Haiti: Vom Erdbebenopfer zur Lehrerin für Katastrophenvorbereitung

Am 31.05.2012

Von Catalina Jaime, DRK-Delegierte in Haiti

Yvonne ist 26 Jahre alt und Feldassistentin im DRK-Katastrophenvorsorge-Projekt hier in Haiti. Mir ist noch nie jemand wie sie begegnet. Sie ist ein einzigartiges Beispiel für Belastbarkeit, Engagement und Leidenschaft. In den vergangenen zwei Jahren habe ich so viele Leute in Haiti getroffen, aber sie überrascht mich jeden Tag aufs Neue mit ihrer aktiven und optimistischen Haltung. Sie ist eine unermüdliche Kämpferin.

Yvonne ist ohne beide Elternteile aufgewachsen, alleinerziehende Mutter, besitzt nur eine Grundbildung, hat keinerlei Berufserfahrung – nach unserem Verständnis ist sie eine sehr verletzbare Person. Während des Erdbebens war sie drei Tage lang in ihrem Haus gefangen, körperlich verletzt. Doch das hielt sie nicht auf, ihren Nachbarn zu helfen, Obdach, Nahrung und Wasser zu finden. „Jeder kennt sie in Leogane seitdem“. Yvonnes 8-jährige Tochter musste während des Erdbebens ansehen, wie Teile des einstürzenden Schuldachs ihre Freundin zerquetschten.

„Mein Leben hat sich nach diesem schrecklichen Erlebnis vollkommen gewandelt“, sagt Yvonne. Denn trotz allem, was sie erleiden musste, trotz ihres zerstörten Hauses, ihrer traumatisierten Tochter und ihren eigenen Verletzungen, war sie stark genug, darüber hinwegzukommen. Sie begann, sich ehrenamtlich bei einigen religiösen Organisationen zu engagieren und machte so einen tollen Job, dass man sie dem DRK als freiwillige Helferin für ein Projekt vorschlug.

Als ich mit ihr im Katastrophenvorsorge-Projekt zu arbeiten begann, war sie schüchtern. Aber sie fragte immer nach, sie wollte lernen. Nach ihrer ersten Ausbildung in Erster Hilfe und Katastrophenvorsorge zeigte sich ihre unglaubliche Fähigkeit, ihr Wissen zu vermitteln. Bei Aktionen zur Sensibilisierung der Bevölkerung ist sie diejenige, die das Mikrofon nimmt und die Kernbotschaften über sicheres Verhalten im Notfall erklärt. Sie besitzt die Fähigkeit, so ein Katastrophenvorsorge-Training besonders wirksam zu leiten. Sie war so gut, dass sie in wenigen Monaten zu einer hauptamtlichen Assistentin des Projektes befördert wurde.

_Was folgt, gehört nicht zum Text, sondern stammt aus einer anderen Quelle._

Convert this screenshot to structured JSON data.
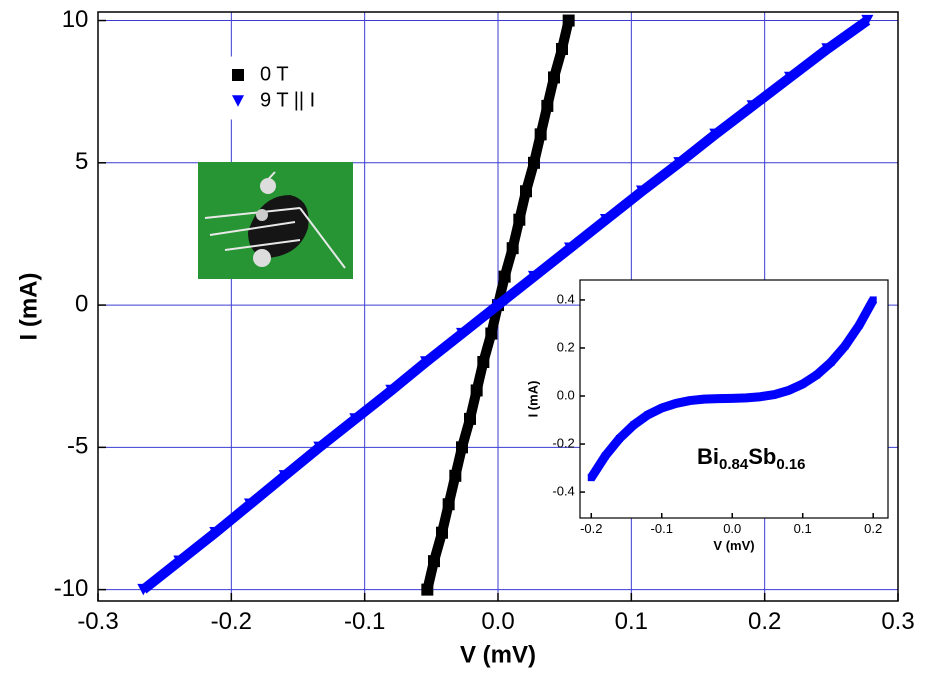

Heute ist sie eine der verantwortlichen Mitarbeiterinnen und erläutert Schülern, was Katastrophenvorsorge ist. Immer wenn ich sie im Projekt besuche, sehe ich welchen Einfluss ihre Arbeit hat. Sie ist einfach großartig darin, ihr Wissen und ihre persönlichen Erfahrungen an die Schüler weiterzugeben. Sie hat einen Weg gefunden, jedem Kind klar zu machen, wie wichtig es ist, auf alle möglichen Gefahren vorbereitet zu sein, um sich ihnen stellen zu können.

Mit einem Spiel des Haitianischen Roten Kreuzes und ihrer intelligenten Art, auf die Schulkinder einzuwirken, können wir sicherstellen, dass jede Familie ausreichend Wissen darüber erhält, wie sie sich im Fall der Gefahr verhalten kann, und was zu tun ist, um die Gefahr abzuwenden.

3 Kommentare zu “Haiti: Vom Erdbebenopfer zur Lehrerin für Katastrophenvorbereitung

  1. Mein Mann und ich haben eine Organisation für benachteiligte Kinder und Jugendliche in Haiti gegründet. Zurzeit arbeiten wir mit jungen Frauen in Port-au-Prince. In unserem Trainingscenter bieten wir verschiedene Kurse und Trainingseinheiten an. Ein Kurs in Katastrophenvorsorge und erster Hilfe fehlt uns noch. Kann das DRK in Haiti uns da weiterhelfen?